The X-Files Pilot introduces agent Fox Mulder (David Duchovny) stuffed away in a basement office. His research on weird and unexplained phenomena is considered unimportant, yet he is nevertheless kept on FBI's payroll. On Mulder's wall hangs an iconic poster, with a UFO picture accompanied by the text "I want to believe". Not a believer in actual aliens, but someone who wants to believe. I want to believe in something as elusive as extraterrestrials: an office of my own.
Office workers include academics, and as part of the academization of artists they too find themselves drawn to offices. One could say that an artist-academic must have an office of one’s own to think, dream, write and create. But more often than not, having an office is tied to a position of precarity.
In 2014 I made a series exploring Office Nostalgia, a longing for the workplace. In images natural wilderness were inserted into otherwise corporate perfection. The accompanying text was written from an outside position, in literal and metaphoric sense: “Now that I've stopped working. Or, I stopped going to work, but I'm still occupied, spending most of the days stretching, meditating or taking care of plants.” The subject of the text is at once liberated and afflicted by dislocation from the duties of the office.

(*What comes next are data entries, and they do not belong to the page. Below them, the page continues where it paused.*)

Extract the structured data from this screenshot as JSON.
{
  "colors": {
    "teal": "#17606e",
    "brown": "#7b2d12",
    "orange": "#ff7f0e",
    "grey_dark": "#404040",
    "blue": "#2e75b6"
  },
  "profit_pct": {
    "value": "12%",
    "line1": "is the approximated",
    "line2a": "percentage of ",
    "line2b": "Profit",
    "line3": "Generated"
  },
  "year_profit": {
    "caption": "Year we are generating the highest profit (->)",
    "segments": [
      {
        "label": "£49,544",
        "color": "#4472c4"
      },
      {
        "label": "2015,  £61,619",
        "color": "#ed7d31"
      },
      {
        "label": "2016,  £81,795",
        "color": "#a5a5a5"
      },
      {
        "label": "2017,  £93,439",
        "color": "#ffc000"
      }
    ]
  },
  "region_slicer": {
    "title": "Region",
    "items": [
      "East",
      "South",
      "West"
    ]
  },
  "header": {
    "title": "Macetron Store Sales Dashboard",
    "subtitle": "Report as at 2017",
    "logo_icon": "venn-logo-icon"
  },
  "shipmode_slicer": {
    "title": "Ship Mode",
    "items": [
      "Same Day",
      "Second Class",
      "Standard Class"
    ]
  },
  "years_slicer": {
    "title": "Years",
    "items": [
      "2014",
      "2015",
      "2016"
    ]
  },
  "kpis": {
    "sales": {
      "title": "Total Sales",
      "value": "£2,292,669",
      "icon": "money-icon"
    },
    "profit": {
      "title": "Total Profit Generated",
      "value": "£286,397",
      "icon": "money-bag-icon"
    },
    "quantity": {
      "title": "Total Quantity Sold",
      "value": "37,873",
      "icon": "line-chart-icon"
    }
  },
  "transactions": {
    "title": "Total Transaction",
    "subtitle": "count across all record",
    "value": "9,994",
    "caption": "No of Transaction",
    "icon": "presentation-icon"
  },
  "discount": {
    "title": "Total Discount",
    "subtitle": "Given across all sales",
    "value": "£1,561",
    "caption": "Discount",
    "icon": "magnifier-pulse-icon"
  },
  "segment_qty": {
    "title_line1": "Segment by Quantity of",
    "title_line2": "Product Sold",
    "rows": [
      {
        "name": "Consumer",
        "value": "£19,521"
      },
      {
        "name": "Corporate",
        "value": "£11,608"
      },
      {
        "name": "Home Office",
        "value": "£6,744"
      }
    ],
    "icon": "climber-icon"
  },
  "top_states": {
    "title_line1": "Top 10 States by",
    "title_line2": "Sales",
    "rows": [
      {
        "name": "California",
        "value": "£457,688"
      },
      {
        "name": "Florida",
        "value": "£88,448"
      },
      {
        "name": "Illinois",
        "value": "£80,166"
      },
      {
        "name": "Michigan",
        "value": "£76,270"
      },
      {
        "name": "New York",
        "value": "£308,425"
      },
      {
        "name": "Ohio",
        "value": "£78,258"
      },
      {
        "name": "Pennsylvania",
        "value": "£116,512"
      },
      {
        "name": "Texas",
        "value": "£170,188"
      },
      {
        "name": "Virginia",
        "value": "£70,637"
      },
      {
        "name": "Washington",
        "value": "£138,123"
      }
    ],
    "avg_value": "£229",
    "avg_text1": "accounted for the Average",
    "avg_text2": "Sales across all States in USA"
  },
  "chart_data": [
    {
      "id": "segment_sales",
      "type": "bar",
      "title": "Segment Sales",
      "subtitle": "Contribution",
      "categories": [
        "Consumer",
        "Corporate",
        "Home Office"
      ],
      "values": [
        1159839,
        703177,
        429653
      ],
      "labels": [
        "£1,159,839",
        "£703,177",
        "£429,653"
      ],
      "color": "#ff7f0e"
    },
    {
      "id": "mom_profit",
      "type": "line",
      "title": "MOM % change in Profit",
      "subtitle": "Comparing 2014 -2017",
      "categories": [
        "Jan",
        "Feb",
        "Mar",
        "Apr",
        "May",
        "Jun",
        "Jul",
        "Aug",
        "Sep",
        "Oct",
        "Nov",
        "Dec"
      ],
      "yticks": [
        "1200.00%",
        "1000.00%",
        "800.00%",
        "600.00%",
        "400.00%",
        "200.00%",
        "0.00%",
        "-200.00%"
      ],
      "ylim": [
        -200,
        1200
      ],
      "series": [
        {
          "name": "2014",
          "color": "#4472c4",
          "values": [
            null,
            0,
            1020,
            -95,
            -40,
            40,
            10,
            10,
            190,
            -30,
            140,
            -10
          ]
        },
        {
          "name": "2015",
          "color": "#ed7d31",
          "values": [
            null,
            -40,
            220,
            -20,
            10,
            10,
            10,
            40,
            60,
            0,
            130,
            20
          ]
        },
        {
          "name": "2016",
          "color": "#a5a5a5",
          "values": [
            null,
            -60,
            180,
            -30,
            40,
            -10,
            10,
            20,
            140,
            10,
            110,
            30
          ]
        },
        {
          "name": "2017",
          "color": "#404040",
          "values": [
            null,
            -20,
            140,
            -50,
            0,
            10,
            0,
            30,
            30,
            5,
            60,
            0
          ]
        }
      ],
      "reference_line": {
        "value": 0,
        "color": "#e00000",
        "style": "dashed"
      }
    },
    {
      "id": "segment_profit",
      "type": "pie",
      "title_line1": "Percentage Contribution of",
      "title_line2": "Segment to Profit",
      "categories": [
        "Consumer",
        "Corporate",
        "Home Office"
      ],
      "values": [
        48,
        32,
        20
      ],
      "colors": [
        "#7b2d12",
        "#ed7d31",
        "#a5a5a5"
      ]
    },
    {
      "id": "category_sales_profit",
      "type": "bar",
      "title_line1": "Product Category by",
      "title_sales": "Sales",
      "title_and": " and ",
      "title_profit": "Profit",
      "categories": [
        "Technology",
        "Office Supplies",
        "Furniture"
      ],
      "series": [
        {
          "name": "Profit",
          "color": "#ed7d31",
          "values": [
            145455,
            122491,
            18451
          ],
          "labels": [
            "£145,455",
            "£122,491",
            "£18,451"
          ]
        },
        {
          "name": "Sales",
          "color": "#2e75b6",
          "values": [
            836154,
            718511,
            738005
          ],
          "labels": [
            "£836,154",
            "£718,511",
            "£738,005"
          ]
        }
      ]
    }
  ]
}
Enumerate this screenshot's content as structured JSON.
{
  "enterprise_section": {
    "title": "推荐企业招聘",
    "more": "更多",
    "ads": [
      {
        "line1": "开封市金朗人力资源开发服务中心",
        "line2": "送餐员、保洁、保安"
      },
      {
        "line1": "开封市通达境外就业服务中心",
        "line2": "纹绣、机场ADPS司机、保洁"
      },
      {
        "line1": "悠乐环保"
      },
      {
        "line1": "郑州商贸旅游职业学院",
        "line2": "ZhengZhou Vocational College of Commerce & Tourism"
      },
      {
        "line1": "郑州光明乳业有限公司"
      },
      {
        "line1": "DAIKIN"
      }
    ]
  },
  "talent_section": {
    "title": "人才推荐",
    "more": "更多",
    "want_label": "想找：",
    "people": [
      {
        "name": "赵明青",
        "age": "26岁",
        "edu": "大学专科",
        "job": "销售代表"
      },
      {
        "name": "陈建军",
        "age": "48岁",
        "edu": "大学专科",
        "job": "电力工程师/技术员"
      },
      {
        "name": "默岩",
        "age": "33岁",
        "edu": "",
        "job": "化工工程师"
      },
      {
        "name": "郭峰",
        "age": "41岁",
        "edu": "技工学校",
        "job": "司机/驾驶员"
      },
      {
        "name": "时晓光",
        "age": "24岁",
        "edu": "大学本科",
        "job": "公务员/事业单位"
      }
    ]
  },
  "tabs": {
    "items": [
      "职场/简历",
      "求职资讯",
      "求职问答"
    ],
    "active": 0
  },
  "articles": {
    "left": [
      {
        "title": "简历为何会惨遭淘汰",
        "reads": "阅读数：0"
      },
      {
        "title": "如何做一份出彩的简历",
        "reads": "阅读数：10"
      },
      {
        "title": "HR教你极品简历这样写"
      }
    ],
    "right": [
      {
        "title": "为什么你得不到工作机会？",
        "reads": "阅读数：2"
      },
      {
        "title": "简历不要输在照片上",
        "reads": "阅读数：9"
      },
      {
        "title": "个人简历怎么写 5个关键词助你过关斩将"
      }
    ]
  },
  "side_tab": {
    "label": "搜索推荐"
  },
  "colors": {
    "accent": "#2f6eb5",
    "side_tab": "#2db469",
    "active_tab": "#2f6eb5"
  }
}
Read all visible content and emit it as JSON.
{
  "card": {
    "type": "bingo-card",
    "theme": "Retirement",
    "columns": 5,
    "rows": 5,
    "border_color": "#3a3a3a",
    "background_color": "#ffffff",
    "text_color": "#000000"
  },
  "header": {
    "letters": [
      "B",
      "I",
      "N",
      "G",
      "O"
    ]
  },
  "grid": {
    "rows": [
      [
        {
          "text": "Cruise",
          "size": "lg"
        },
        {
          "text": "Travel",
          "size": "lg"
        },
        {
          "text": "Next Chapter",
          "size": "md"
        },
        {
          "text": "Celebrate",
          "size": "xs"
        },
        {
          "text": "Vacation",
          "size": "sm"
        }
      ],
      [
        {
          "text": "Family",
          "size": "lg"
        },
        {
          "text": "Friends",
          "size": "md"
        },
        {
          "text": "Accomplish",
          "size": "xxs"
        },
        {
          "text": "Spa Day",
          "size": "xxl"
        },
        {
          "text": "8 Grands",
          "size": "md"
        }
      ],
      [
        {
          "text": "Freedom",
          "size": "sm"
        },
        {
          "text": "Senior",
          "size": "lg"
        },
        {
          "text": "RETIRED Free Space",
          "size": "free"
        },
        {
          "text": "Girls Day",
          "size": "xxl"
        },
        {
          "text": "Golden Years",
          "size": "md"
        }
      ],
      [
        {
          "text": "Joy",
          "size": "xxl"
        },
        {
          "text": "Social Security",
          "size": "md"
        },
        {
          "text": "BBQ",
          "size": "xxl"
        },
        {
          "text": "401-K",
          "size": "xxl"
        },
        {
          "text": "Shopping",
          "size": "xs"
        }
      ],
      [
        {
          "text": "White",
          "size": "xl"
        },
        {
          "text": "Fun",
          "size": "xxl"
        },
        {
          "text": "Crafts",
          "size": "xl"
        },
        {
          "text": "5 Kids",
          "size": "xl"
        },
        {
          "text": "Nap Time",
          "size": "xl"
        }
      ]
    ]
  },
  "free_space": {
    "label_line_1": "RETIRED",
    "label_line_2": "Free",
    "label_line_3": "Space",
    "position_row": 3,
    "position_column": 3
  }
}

When I resurrected the project in 2021, as the sequel Back 2 Work, the pandemic was resurging and lockdown was in effect. Longing for the office had mushroomed, from the agony of precarious artist-academics to a society-wide nostalgia. What was lacking from our newfound freedom to work-from-home?
We did not miss work, because it continued unabated. Meetings, managerial monologs and awkward co-worker small talk zoomed into our homes. I suggested that we missed the sense of importance of “putting on fancy clothes and going somewhere that requires key cards to get in and has plants that someone else waters, and floors that someone else cleans”. Lockdown revealed the value of a place that makes work feel different.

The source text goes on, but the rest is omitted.